When I was growing up and started rowing, you’d look up to figure heads in the sport like Steve Redgrave and Matthew Pinsent who we’re the best of the pre-2000 generation. Rob Waddell was an obvious idol from his achievements and he was an NZ’er.

Hurdles and how you overcame these…

The biggest hurdles are overcoming disappointment and learning from that. Rowing is a sport where you put in 12 months of effort for one competition and if you don’t achieve your goal, then it will take another 12 months to try again. It’s hard when you are struggling with no funding or you’re constantly tired, or you’re not rowing as well as you’d like and people are beating you, it’s very difficult.

I have been lucky that I haven’t really missed any major teams. I missed some crews I wanted to be in in my early years, but I bounced back to work harder and make them the next year. Injury is always one that can set you back but I’ve been lucky that I haven’t had anything serious which has held me back for too long or has had long term effects.

Key Career targets…

I think we have set a pretty good legacy already. All we have tried to do is do our best and be happy that that’s been good enough to win. We want to go to Rio, row to our capabilities and that should be good enough to win.

Message to youngsters who are keen to make a career into Rowing…

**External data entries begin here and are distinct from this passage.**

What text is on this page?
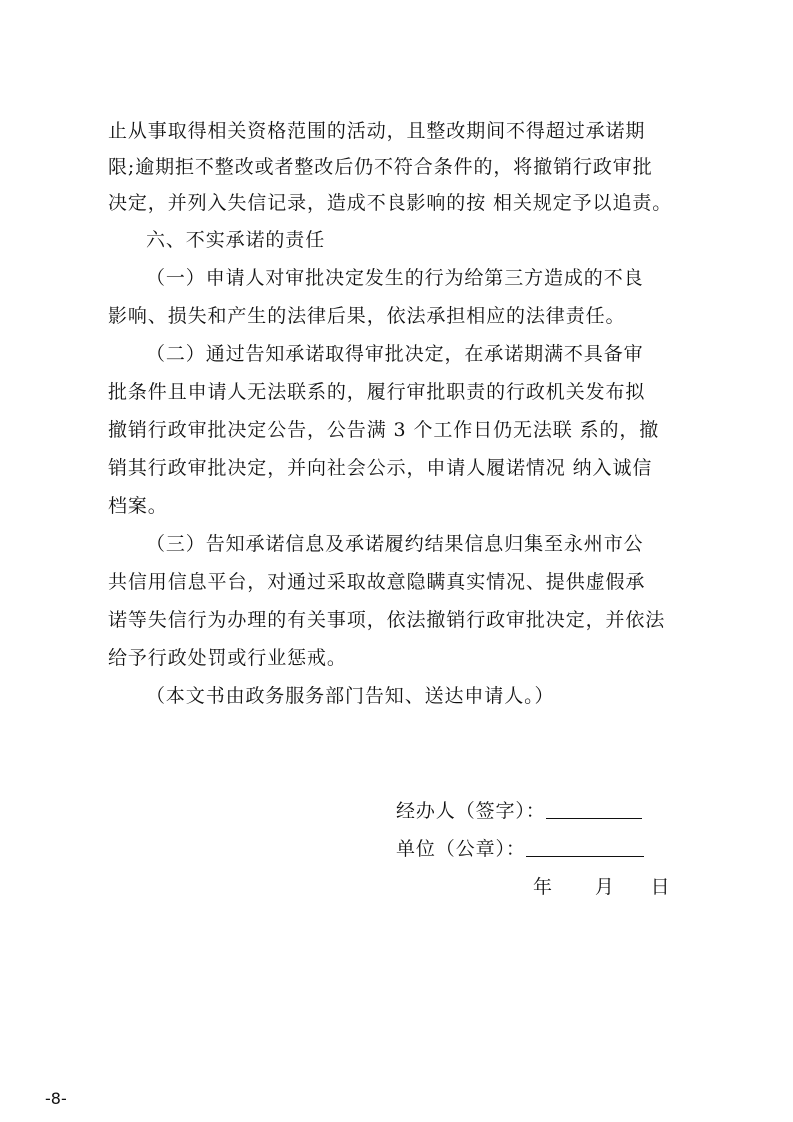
止从事取得相关资格范围的活动，且整改期间不得超过承诺期
限;逾期拒不整改或者整改后仍不符合条件的，将撤销行政审批
决定，并列入失信记录，造成不良影响的按 相关规定予以追责。
六、不实承诺的责任
（一）申请人对审批决定发生的行为给第三方造成的不良
影响、损失和产生的法律后果，依法承担相应的法律责任。
（二）通过告知承诺取得审批决定，在承诺期满不具备审
批条件且申请人无法联系的，履行审批职责的行政机关发布拟
撤销行政审批决定公告，公告满 3 个工作日仍无法联 系的，撤
销其行政审批决定，并向社会公示，申请人履诺情况 纳入诚信
档案。
（三）告知承诺信息及承诺履约结果信息归集至永州市公
共信用信息平台，对通过采取故意隐瞒真实情况、提供虚假承
诺等失信行为办理的有关事项，依法撤销行政审批决定，并依法
给予行政处罚或行业惩戒。
（本文书由政务服务部门告知、送达申请人。）
经办人（签字）：
单位（公章）：
年 月 日
-8-
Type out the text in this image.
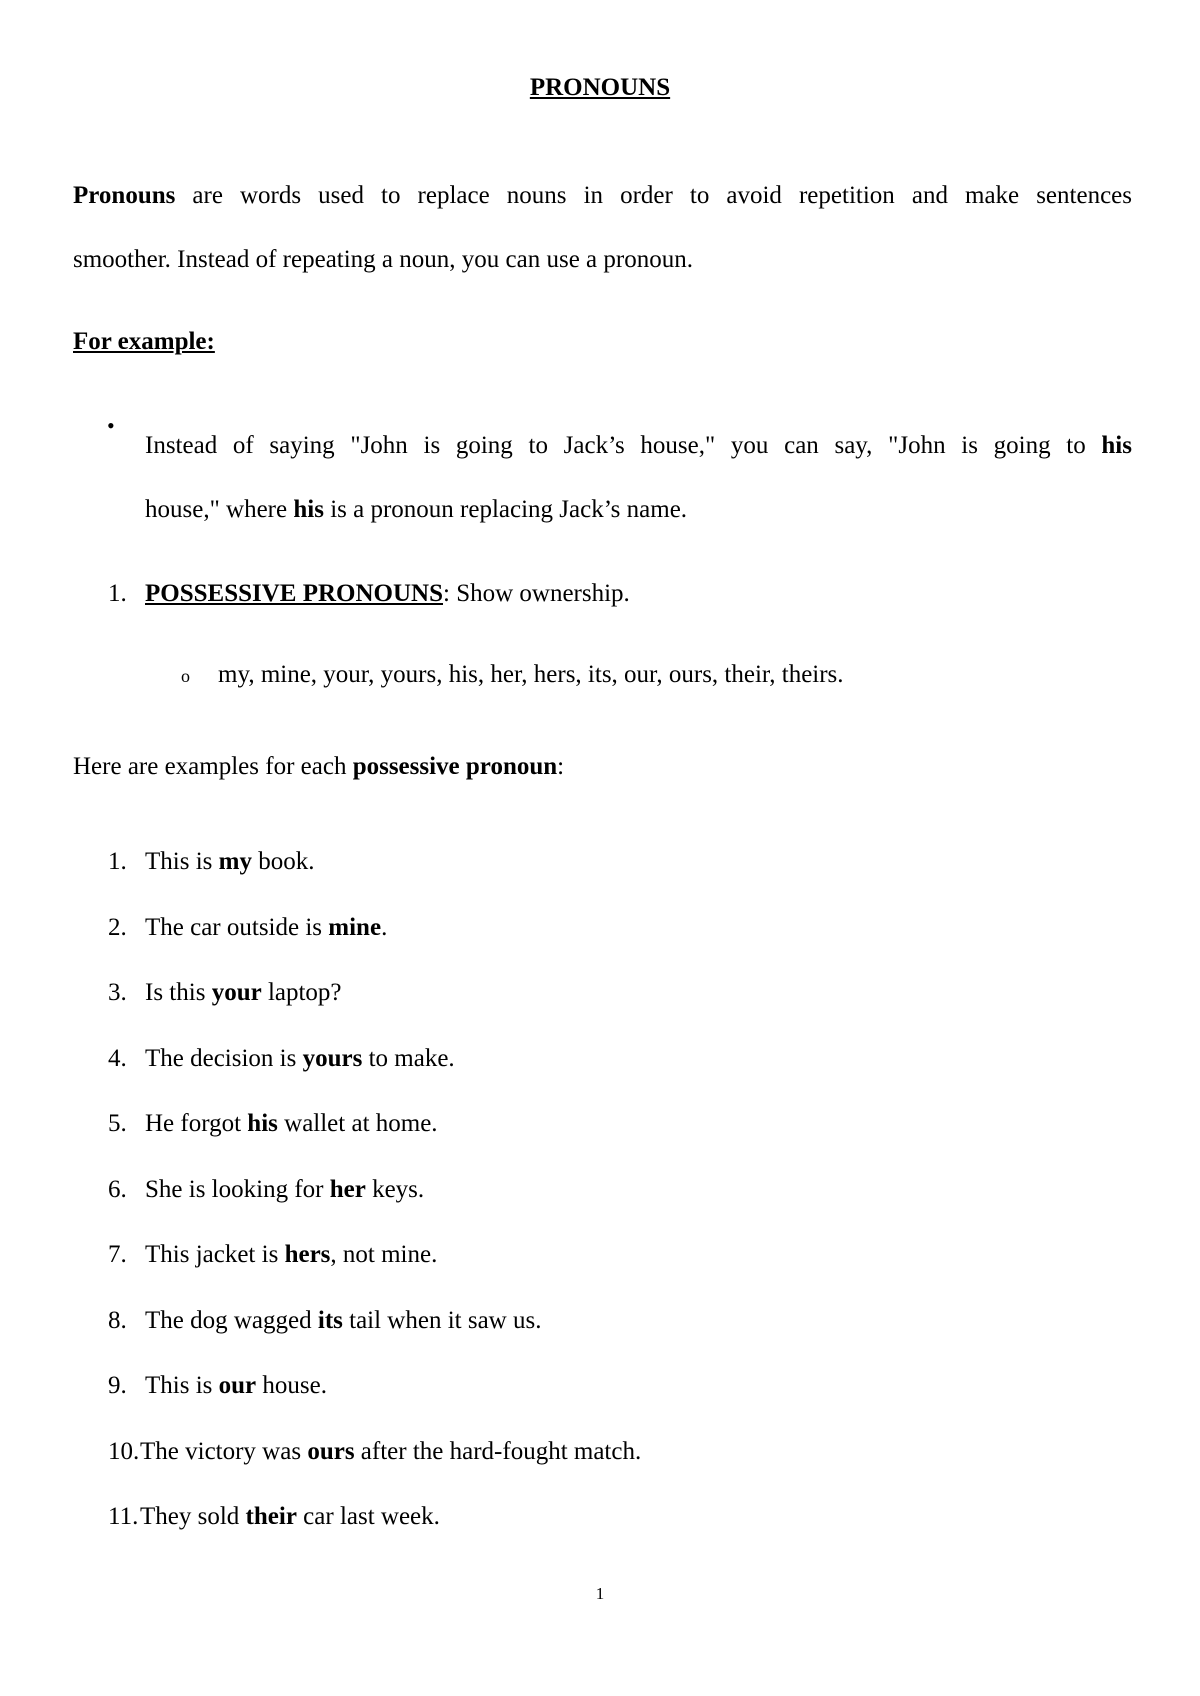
PRONOUNS
Pronouns are words used to replace nouns in order to avoid repetition and make sentences
smoother. Instead of repeating a noun, you can use a pronoun.
For example:
•
Instead of saying "John is going to Jack’s house," you can say, "John is going to his
house," where his is a pronoun replacing Jack’s name.
1. POSSESSIVE PRONOUNS: Show ownership.
o my, mine, your, yours, his, her, hers, its, our, ours, their, theirs.
Here are examples for each possessive pronoun:
1. This is my book.
2. The car outside is mine.
3. Is this your laptop?
4. The decision is yours to make.
5. He forgot his wallet at home.
6. She is looking for her keys.
7. This jacket is hers, not mine.
8. The dog wagged its tail when it saw us.
9. This is our house.
10. The victory was ours after the hard-fought match.
11. They sold their car last week.
1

Rowing is a good sport as it teaches you a lot of life skills. You have to have a good attitude, dedication, punctuality and team work. It take a lot of time to become good at it but you learn about yourself and about the sport and you will see some really good advances in your times and abilities early on, but it takes a lot more effort that further along in the sport you get. You have to remember to make it fun as if it’s not enjoyable then you won’t give it your best attention and your results will suffer.